7. Changes in your employees' lives
Many business owners have faced a crisis when a top employee, leader or salesperson experiences a major life event and suddenly needs to step away. Life goes on outside of work, and at some point, you will have employees who experience the birth of a child, the death of a parent, a divorce, a mental health crisis or any other number of events that will pull those valued team members away from their jobs.
Successful companies anticipate these challenges by implementing a listening culture so employees have the opportunity to share upcoming challenges—and feel safe doing so. When employees speak up in advance, you’ll have time to make critical adjustments. Great companies also build loyalty by supporting their team members through these life transitions with appropriate paid time off, flexible work schedules, resources and compassion.

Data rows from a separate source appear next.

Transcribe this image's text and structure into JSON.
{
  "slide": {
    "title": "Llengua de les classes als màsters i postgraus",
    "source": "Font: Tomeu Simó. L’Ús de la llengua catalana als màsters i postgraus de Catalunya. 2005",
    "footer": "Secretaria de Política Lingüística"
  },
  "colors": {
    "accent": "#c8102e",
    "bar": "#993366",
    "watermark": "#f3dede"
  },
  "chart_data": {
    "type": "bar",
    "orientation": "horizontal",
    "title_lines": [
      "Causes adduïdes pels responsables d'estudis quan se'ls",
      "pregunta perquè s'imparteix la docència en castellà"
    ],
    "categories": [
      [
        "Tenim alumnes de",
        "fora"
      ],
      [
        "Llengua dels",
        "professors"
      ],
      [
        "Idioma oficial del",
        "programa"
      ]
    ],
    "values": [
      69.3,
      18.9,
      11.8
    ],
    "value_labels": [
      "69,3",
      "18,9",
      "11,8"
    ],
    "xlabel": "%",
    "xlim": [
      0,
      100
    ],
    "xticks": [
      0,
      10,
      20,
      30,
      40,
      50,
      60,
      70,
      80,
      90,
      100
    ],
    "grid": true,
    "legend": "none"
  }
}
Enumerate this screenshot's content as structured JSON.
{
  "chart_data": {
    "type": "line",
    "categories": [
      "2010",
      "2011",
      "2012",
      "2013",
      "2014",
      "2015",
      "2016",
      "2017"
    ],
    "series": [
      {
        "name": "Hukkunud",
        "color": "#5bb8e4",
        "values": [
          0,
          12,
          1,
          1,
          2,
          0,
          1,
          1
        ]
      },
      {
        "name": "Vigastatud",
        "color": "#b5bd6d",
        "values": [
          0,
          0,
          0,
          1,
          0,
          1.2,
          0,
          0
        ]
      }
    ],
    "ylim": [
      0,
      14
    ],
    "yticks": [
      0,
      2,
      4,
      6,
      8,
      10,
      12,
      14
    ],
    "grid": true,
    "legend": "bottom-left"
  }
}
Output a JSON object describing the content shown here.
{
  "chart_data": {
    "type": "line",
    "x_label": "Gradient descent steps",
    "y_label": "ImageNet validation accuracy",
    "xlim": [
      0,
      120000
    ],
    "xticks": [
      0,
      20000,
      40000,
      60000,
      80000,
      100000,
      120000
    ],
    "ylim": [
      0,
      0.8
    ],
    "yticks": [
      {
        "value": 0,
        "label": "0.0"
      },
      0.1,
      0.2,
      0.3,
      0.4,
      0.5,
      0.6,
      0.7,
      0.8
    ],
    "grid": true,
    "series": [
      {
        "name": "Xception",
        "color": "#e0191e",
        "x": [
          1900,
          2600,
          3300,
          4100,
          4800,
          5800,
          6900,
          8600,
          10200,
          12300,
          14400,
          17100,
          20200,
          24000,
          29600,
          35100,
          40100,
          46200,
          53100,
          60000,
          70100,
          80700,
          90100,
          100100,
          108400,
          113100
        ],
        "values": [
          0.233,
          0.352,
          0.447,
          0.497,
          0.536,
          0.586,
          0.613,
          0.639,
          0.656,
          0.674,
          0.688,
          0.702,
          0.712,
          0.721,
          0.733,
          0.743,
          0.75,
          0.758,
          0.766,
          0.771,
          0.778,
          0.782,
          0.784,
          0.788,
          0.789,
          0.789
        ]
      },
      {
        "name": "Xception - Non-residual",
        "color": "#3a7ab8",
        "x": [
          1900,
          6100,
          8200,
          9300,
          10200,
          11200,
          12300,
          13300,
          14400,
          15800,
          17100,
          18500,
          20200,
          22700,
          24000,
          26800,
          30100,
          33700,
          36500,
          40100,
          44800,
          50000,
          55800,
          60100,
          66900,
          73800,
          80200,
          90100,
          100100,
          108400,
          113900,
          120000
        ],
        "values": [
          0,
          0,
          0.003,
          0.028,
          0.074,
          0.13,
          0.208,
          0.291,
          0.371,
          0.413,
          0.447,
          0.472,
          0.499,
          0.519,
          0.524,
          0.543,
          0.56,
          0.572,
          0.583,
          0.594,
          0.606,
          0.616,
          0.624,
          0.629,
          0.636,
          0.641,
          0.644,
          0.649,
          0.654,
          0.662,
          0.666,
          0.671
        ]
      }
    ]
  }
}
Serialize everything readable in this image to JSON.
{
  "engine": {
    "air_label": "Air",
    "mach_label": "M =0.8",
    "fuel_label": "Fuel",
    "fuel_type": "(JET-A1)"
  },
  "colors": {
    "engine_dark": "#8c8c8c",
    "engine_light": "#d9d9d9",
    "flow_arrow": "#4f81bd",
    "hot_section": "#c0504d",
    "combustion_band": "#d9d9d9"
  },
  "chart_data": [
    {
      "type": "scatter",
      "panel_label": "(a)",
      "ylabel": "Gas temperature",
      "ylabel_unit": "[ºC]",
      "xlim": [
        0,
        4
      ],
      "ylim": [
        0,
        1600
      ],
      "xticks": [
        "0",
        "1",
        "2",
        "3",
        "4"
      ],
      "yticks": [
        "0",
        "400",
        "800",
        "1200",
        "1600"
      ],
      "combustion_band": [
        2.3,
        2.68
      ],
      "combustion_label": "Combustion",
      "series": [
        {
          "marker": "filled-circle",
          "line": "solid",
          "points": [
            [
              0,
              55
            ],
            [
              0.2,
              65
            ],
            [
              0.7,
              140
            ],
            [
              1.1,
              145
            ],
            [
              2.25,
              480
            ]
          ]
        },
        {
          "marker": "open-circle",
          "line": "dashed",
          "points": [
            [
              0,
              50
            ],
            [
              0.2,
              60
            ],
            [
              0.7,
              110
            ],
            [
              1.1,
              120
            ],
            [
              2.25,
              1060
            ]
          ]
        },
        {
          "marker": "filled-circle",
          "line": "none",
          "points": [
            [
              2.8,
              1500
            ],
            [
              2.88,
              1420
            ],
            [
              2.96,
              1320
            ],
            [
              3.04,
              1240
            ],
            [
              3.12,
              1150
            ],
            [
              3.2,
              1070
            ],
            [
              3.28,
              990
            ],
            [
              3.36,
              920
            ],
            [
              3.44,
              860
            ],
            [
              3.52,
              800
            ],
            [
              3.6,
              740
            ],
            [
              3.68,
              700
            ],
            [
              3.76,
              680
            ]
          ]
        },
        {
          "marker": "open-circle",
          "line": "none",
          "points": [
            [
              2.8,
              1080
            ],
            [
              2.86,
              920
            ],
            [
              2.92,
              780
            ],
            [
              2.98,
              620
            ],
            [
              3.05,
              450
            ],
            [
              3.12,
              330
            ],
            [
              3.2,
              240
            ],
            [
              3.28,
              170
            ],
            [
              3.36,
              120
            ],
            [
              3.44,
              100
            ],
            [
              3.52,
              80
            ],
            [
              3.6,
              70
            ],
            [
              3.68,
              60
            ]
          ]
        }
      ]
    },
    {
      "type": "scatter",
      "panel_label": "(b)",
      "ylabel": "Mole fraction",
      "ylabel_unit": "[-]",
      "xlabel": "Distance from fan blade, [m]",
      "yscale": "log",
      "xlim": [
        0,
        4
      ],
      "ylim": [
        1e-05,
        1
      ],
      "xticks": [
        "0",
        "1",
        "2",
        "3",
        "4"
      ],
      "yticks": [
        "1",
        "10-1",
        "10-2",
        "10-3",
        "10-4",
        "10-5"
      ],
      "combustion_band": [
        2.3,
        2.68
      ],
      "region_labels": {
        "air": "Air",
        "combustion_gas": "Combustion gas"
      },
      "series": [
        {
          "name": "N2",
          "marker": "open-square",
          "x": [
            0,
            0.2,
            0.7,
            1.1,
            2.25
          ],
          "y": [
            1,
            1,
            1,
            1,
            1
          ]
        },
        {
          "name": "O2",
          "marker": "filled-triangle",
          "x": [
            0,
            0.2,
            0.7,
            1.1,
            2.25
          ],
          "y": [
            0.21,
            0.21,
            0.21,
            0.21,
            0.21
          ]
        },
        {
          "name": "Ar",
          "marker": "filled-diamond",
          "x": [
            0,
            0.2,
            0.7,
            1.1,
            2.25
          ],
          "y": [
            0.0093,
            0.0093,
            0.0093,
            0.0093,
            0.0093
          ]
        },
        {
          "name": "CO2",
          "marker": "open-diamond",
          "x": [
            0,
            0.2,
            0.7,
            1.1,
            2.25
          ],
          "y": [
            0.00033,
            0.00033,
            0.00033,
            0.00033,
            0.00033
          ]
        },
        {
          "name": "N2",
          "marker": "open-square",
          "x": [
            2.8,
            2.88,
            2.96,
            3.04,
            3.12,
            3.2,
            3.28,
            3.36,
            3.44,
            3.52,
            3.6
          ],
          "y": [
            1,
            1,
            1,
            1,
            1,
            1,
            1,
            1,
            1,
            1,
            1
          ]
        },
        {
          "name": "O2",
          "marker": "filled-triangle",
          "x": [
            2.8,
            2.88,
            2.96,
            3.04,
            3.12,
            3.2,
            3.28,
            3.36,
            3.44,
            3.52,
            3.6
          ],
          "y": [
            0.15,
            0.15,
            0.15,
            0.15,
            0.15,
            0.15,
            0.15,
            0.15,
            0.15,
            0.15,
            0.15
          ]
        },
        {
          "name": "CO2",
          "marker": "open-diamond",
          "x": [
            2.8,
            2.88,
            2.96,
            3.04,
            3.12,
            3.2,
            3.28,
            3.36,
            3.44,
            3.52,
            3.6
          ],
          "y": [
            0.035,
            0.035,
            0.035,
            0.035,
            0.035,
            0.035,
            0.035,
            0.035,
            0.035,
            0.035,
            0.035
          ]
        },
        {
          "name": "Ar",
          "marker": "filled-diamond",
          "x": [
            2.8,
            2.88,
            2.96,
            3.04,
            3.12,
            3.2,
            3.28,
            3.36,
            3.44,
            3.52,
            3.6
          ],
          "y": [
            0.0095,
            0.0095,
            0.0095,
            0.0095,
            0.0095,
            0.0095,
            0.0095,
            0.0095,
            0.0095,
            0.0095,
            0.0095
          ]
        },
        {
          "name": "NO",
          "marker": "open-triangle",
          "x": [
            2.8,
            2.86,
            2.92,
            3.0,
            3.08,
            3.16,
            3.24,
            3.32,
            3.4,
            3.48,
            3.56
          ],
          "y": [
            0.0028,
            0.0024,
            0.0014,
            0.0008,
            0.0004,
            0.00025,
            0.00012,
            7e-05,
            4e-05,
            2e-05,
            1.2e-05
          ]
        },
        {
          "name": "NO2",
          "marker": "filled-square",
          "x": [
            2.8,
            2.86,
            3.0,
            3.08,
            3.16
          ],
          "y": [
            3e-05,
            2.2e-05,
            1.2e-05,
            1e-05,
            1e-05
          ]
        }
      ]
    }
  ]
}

People aren't loyal to a company; they are loyal to how a company makes them feel. You can build a raving-fan company culture by anticipating and supporting employees through big life changes.
8. Changes in your life
Remember to look in the mirror and be honest about your changing life and priorities. Smart leaders begin with the end in mind and build a business based on an exit strategy.
The goal is to build a business not just so that you can work in it, but so that it can work without you. Create a " sellable " business even if you don’t intend to sell. The same qualities that make a business valuable in a sale make it profitable and scalable. You want systems that operate without relying on the founder.
Without a good exit plan, you can become trapped by your business in a crisis. On the other hand, anticipating your need to step away from the business will give you direction and clarity and allow you to build a resilient, thriving company.
One of the most valuable resources in anticipating crises and building a company agile enough to adapt is business coaching. In order to prepare your company for internal or external disruptive forces, you have to see your own business with clear eyes. A business coach has the experience and outside perspective to help you do just that.
Most companies just try to hang on and make it through disruptions and economic storms. With the assistance of executive leadership coaching, you can turn crises into silver lining opportunities. You don’t have to just survive; you can grow and thrive and emerge stronger than before.